Dorel Blitz - Personetics - Money20/20 Europe
Why It Matters
Embedding AI inside banks’ operational channels transforms bankers into proactive advisors, driving higher revenue and efficiency in a competitive digital banking landscape.
Key Takeaways
- •Personetics serves 130+ banks across 34 countries.
- •AI extracts insights from customers' transaction data.
- •Solutions now embed within banks' CRM and branch channels.
- •Focus shifts to empowering bankers, not just customers.
- •Data-driven insights boost branch productivity and sales.
Pulse Analysis
Personetics has become a cornerstone of AI‑driven banking, leveraging the vast troves of transactional data that banks already own. By converting raw spend information into actionable insights, the firm helps more than 130 institutions across 34 markets deliver hyper‑personalized experiences that drive engagement and revenue. At Money20/20 Europe, VP Dorel Blitz highlighted how this data‑centric approach not only improves customer satisfaction but also aligns with regulators’ push for greater financial well‑being tools. The platform’s AI models continuously learn from spending patterns, enabling banks to anticipate needs before customers articulate them.
The next evolution, according to Blitz, is moving AI from the front‑end consumer app into the bank’s own operational channels. Personetics is embedding its recommendation engine directly into CRM platforms and branch‑level dashboards, giving tellers and relationship managers real‑time, data‑driven prompts. This shift turns bankers into proactive advisors who can suggest relevant products or budgeting tips at the point of contact, raising productivity while preserving the personal touch that distinguishes traditional banking.
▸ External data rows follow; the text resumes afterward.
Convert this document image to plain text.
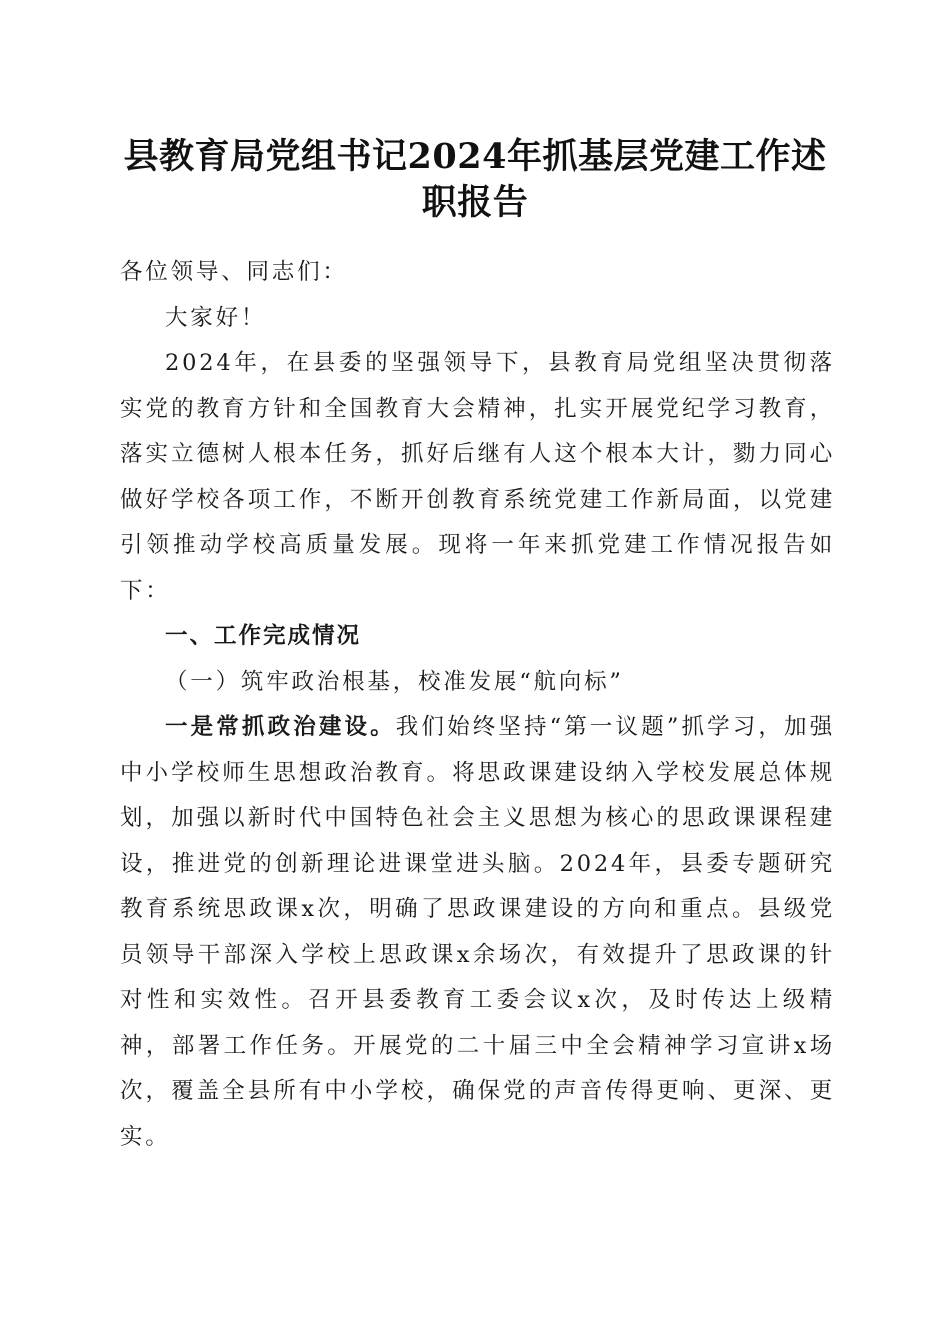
县教育局党组书记2024年抓基层党建工作述职报告

各位领导、同志们：

大家好！

2024年，在县委的坚强领导下，县教育局党组坚决贯彻落实党的教育方针和全国教育大会精神，扎实开展党纪学习教育，落实立德树人根本任务，抓好后继有人这个根本大计，勠力同心做好学校各项工作，不断开创教育系统党建工作新局面，以党建引领推动学校高质量发展。现将一年来抓党建工作情况报告如下：

一、工作完成情况

（一）筑牢政治根基，校准发展“航向标”

一是常抓政治建设。我们始终坚持“第一议题”抓学习，加强中小学校师生思想政治教育。将思政课建设纳入学校发展总体规划，加强以新时代中国特色社会主义思想为核心的思政课课程建设，推进党的创新理论进课堂进头脑。2024年，县委专题研究教育系统思政课x次，明确了思政课建设的方向和重点。县级党员领导干部深入学校上思政课x余场次，有效提升了思政课的针对性和实效性。召开县委教育工委会议x次，及时传达上级精神，部署工作任务。开展党的二十届三中全会精神学习宣讲x场次，覆盖全县所有中小学校，确保党的声音传得更响、更深、更实。
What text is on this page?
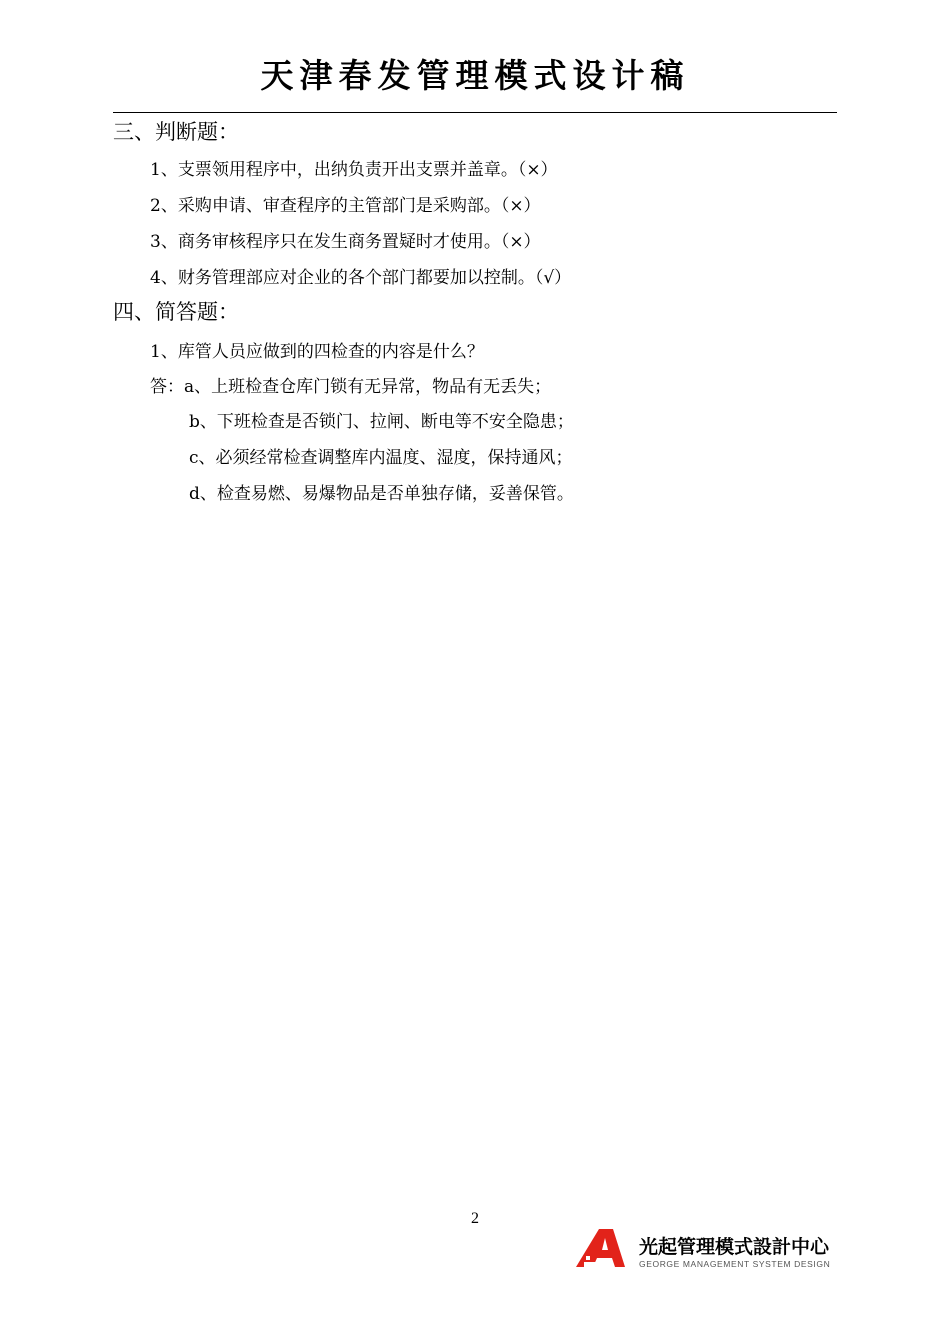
天津春发管理模式设计稿
三、判断题：
1、支票领用程序中，出纳负责开出支票并盖章。（×）
2、采购申请、审查程序的主管部门是采购部。（×）
3、商务审核程序只在发生商务置疑时才使用。（×）
4、财务管理部应对企业的各个部门都要加以控制。（√）
四、简答题：
1、库管人员应做到的四检查的内容是什么？
答：a、上班检查仓库门锁有无异常，物品有无丢失；
b、下班检查是否锁门、拉闸、断电等不安全隐患；
c、必须经常检查调整库内温度、湿度，保持通风；
d、检查易燃、易爆物品是否单独存储，妥善保管。
2
光起管理模式設計中心
GEORGE MANAGEMENT SYSTEM DESIGN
Early pilots have shown a 15% increase in cross‑sell conversion rates and a 10% reduction in call‑center handling time.
From an industry perspective, Personetics’ strategy illustrates how AI can become a competitive moat for banks facing fintech disruption. By turning internal data into a proprietary insight engine, institutions reduce reliance on third‑party providers and deepen customer loyalty. As European regulators continue to endorse open banking frameworks, the ability to personalize within the bank’s own ecosystem will likely become a differentiator, prompting more firms to adopt similar integration models to stay ahead of the curve. Analysts predict that banks that fully integrate such AI layers could see operating cost reductions of up to 12% over the next three years.